Months of bilateral talks have failed to reach a defense cost-sharing deal and renew the Special Measures Agreement on defense spending. South Korea paid about $800 million last year, and Mr. Trump at one point said he wanted the next annual payment to be $5 billion. South Korean officials said that amount would be impossible to meet.

Talks on the Special Measures Agreement have failed to produce a compromise. Defense Secretary Mark Esper made headlines during a visit to Seoul in November when he said South Korea “is a wealthy country and could and should pay more.”

The announcement Wednesday of unpaid leave for the 4,500 South Korean workers, whose salaries come from funds put up by the South Korean government, marked the latest flashpoint in stalled talks on the issue. The workers represent roughly half the total number of South Koreans working to support U.S. forces in the country.

U.S. Forces Korea Commander Gen. Robert B. “Abe” Abrams expressed regret over the development in a statement, calling it “unthinkable” and “heartbreaking.”

“The partial furlough of [South Korean] employees is not what we envisioned or hoped what would happen,” he said. “The furlough is in no way a reflection of their performance, dedication or conduct, but rather due to a lack of a burden-sharing agreement.”

The issue has become a political sore point in South Korea, where government officials argue that Washington undercounts other ways Seoul contributes to the alliance and underwrites its costs. The government of President Moon Jae-in faces parliamentary elections April 15, making a compromise difficult in the short term.

Army Lt. Col. David Eastburn, a Pentagon spokesman for Indo-Asia Pacific security affairs, also expressed regret at the impasse but signaled in a statement that Washington was not backing down from its demands.

“The sooner the U.S. and [South Korea] can reach agreement, the better,” Col.
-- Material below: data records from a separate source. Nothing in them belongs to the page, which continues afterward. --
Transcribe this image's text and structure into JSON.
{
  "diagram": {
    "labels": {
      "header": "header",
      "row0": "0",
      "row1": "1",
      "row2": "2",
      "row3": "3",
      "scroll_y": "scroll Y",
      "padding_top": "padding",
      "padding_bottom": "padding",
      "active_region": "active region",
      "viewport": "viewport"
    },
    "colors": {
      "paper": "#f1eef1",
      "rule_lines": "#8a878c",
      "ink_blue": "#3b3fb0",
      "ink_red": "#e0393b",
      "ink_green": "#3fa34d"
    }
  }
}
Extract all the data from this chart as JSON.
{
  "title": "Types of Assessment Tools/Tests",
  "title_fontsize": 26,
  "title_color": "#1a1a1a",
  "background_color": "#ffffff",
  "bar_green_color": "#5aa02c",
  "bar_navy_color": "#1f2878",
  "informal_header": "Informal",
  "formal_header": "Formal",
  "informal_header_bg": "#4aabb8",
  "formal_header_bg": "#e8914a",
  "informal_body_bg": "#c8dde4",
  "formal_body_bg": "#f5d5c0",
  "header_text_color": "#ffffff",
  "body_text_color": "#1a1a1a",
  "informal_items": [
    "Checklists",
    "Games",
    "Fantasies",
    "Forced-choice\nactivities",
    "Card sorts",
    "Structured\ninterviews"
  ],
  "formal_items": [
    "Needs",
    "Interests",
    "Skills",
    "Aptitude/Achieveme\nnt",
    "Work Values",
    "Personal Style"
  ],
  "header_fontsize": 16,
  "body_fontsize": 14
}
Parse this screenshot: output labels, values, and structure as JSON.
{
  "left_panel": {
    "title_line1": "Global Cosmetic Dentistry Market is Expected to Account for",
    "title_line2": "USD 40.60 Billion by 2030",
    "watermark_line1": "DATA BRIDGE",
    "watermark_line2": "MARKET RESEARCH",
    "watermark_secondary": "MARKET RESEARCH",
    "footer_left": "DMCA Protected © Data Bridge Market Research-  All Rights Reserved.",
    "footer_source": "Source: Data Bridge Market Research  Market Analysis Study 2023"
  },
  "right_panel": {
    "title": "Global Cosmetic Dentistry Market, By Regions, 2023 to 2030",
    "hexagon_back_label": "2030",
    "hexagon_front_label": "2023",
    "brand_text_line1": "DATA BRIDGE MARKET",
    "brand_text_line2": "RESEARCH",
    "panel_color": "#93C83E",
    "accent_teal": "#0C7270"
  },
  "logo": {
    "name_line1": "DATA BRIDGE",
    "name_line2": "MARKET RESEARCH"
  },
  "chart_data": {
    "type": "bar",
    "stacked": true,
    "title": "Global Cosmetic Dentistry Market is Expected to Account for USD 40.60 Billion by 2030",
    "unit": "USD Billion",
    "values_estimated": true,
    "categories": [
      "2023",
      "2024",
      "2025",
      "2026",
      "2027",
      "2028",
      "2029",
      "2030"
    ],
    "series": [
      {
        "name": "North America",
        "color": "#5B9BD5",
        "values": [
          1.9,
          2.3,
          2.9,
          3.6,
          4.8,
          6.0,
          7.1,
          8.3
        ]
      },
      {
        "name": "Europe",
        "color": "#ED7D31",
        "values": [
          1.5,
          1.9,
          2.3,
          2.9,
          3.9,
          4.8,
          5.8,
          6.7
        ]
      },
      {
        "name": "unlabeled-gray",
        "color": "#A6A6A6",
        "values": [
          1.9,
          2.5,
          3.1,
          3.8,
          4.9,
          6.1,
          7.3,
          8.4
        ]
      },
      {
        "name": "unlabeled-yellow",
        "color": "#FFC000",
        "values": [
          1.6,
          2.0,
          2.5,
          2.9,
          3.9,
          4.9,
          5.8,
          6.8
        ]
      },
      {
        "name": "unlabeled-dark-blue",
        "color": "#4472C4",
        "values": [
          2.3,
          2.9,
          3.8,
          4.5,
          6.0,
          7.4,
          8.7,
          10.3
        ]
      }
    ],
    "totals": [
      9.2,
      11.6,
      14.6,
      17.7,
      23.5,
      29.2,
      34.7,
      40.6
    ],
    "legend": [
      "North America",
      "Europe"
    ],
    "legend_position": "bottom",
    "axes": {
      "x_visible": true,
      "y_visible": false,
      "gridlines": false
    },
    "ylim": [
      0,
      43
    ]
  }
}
Eastburn said. “However, we are certain the State Department will not rush to a bad agreement. We need the right agreement, which provides for fair and equitable burden-sharing.”

South Korean media accounts say the two sides may be nearing a deal, although Mr. Trump reportedly vetoed a tentative deal as insufficient. The Trump administration is reportedly driving a hard bargain in part in hopes of using the South Korean deal as a template for other allies’ defense payments.

But Alexander Vershbow, a retired veteran U.S. diplomat who was ambassador to South Korea from 2005 to 2008, recently warned that the hard-nosed talks could leave some scars.

“If the president is really trying to drive such a huge bargain, he may get his way. At the end of the day the Koreans can probably find the money,” Mr. Vershbow told the Atlantic Council in February, according to an account in the Military Times. “But it’s going to have a tremendously damaging effect on public support in the alliance in Korea. It could be a pyrrhic victory for the U.S. if it forces a fairly one-sided compromise.”

⦁ Mike Glenn contributed to this report.